Paint The Wall

When I am coaching a leader, I talk them through a little exercise. I ask them to imagine themselves walking into in an empty room full of white walls with their mentor and someone they are mentoring by their side. In the middle of this room is a bucket of paint, a roller with an extendable arm, and a ladder. Now, imagine that one of those walls is yours, only one. And the adjacent walls belong to people in your life you are meant to teach or who taught you.

There are two kinds of people: the ones who put off every reason to paint their wall, hoping and expecting someone else will do it for them. This comes from years of upbringing that suggests if we just wait long enough, our teachers and leaders will lose patience with explaining things to us and do it on our behalf. The other kind of person is the one who can’t wait to paint their wall… and everyone else’s. They want to show they are capable; they can do it! And it bothers them to no end when the adjacent walls aren’t up to snuff because they see the ascetic effect it has on their own wall. They see it as an assault against their ability.

The first kind of person is afraid of doing it wrong, the second is afraid of everyone else doing it wrong. The first expresses insecurity through avoidance. The second through control.

My wife is a wall painter. I am not. When we go into a coffee shop, she steps up to order our drinks. When there is a problem with a bill, she makes the call. We both like it that way. She gets the validation of performance and I get the validation of non-failure.
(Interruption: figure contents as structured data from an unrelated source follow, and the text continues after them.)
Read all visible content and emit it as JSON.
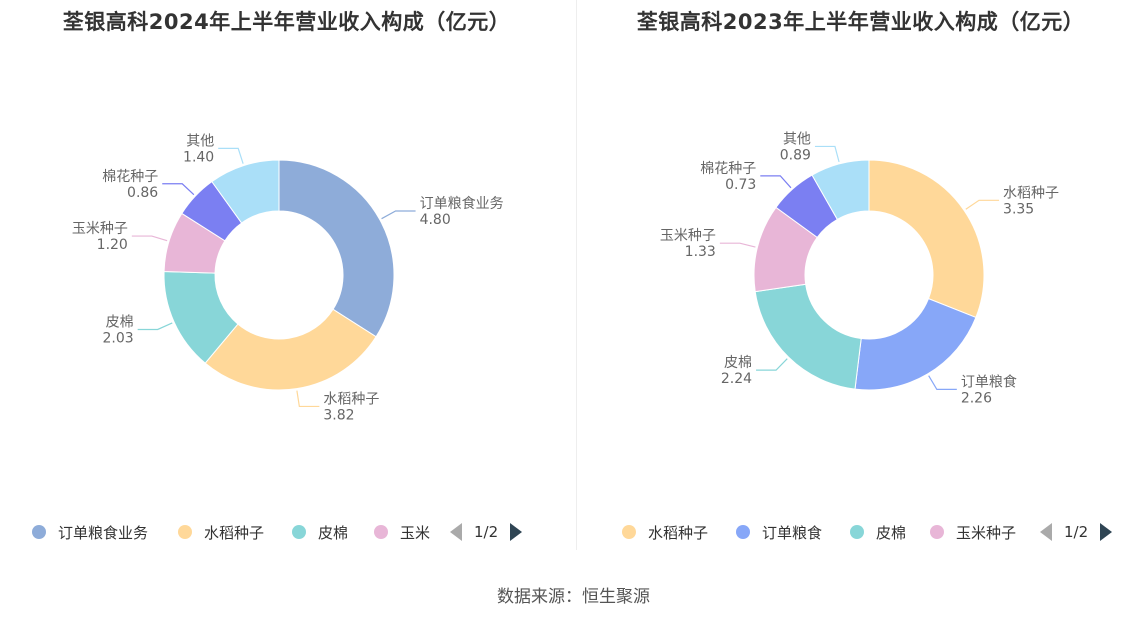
{
  "chart_data": [
    {
      "type": "pie",
      "title": "荃银高科2024年上半年营业收入构成（亿元）",
      "slices": [
        {
          "label": "订单粮食业务",
          "value": 4.8,
          "color": "#8eacd9"
        },
        {
          "label": "水稻种子",
          "value": 3.82,
          "color": "#ffd899"
        },
        {
          "label": "皮棉",
          "value": 2.03,
          "color": "#88d6d8"
        },
        {
          "label": "玉米种子",
          "value": 1.2,
          "color": "#e8b6d7"
        },
        {
          "label": "棉花种子",
          "value": 0.86,
          "color": "#7b7ff2"
        },
        {
          "label": "其他",
          "value": 1.4,
          "color": "#aadff8"
        }
      ],
      "value_labels": [
        "4.80",
        "3.82",
        "2.03",
        "1.20",
        "0.86",
        "1.40"
      ],
      "legend": {
        "position": "bottom",
        "items": [
          {
            "label": "订单粮食业务",
            "color": "#8eacd9"
          },
          {
            "label": "水稻种子",
            "color": "#ffd899"
          },
          {
            "label": "皮棉",
            "color": "#88d6d8"
          },
          {
            "label": "玉米",
            "color": "#e8b6d7"
          }
        ],
        "page": "1/2"
      }
    },
    {
      "type": "pie",
      "title": "荃银高科2023年上半年营业收入构成（亿元）",
      "slices": [
        {
          "label": "水稻种子",
          "value": 3.35,
          "color": "#ffd899"
        },
        {
          "label": "订单粮食",
          "value": 2.26,
          "color": "#87a7f8"
        },
        {
          "label": "皮棉",
          "value": 2.24,
          "color": "#88d6d8"
        },
        {
          "label": "玉米种子",
          "value": 1.33,
          "color": "#e8b6d7"
        },
        {
          "label": "棉花种子",
          "value": 0.73,
          "color": "#7b7ff2"
        },
        {
          "label": "其他",
          "value": 0.89,
          "color": "#aadff8"
        }
      ],
      "value_labels": [
        "3.35",
        "2.26",
        "2.24",
        "1.33",
        "0.73",
        "0.89"
      ],
      "legend": {
        "position": "bottom",
        "items": [
          {
            "label": "水稻种子",
            "color": "#ffd899"
          },
          {
            "label": "订单粮食",
            "color": "#87a7f8"
          },
          {
            "label": "皮棉",
            "color": "#88d6d8"
          },
          {
            "label": "玉米种子",
            "color": "#e8b6d7"
          }
        ],
        "page": "1/2"
      }
    }
  ],
  "footer": {
    "source": "数据来源：恒生聚源"
  }
}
Whether you are of the first or second type, the core issue is the same. We don’t trust ourselves. And because of that, we don’t trust others.

The healthiest person would be one who can receive instructions (we all have to learn to paint at some point), paint their own wall, and then encourage and teach others to paint respective walls.

The issue is that we have a System 1 (learned pattern) that has taught and reinforced victim mentality. Barely veiled in each of our minds is the idea that others will not validate what we do or who we are. Much more deeply veiled within our souls is a distrust of ourselves and our own abilities – our very identity. We live lives in which we are wasting time, waiting for someone to come and answer for us the question that only we can answer for ourselves – Who am I? The answer is a whisper that God has placed deep within each of us. This is why our soul burns with passion and our stomachs sink with longing and our heart rate picks up speed: it is the answer we are so stubbornly expecting from others trying to find its way to our lips.

When Kylie was first teaching me to cook, she would often reach over and do a task for me. She knows how to do it and loves a chance to prove it. Her identity is on the line too often. For my part, the opposite is true. I hide my identity, not willing to refine it through the pain of expression. My identity isn’t on the line often enough.

It is easier to blame others than face this head on – for me to say ‘I never get a chance because others are so aggressive at the paints’ or Kylie to say ‘It’s never going to get done unless I do it!’ We have created a barrier and called it ‘others’. We point at that self-erected wall as the reasons for our behavior, the justification for the way we do things. We point to our parents and our society and all the things that have a legit influence on us, but are not to blame.

Each of us is exactly one identity, one God-created masterpiece. We cannot avoid so by either flooding or starving our personal responsibility.

There is a wall in front of you. A wall made for you. It matches your longings, your gifts, your passions. Its proportions align with the your soul. Paint it. For God’s sake, paint it! Paint it with freedom. Paint it and only it. None of us are victims. Terrible things vie for us, terrible things happen to us. But our wall is never destroyed. It waits patiently for you and only you. The pain and the brokenness jostle the artist, but not the wall. The wall is that sacred part of you that no one can ever touch. The part that only you and God have access to.

What would the world be like if we broke free from the shackles of victim mentality? Who would we be if we stopped avoiding, stopped deflecting, and with joy, peace, and freedom, lived the life of intention we were especially created for by the King of the Universe?

 

Your wall awaits. And the choice is yours and only yours.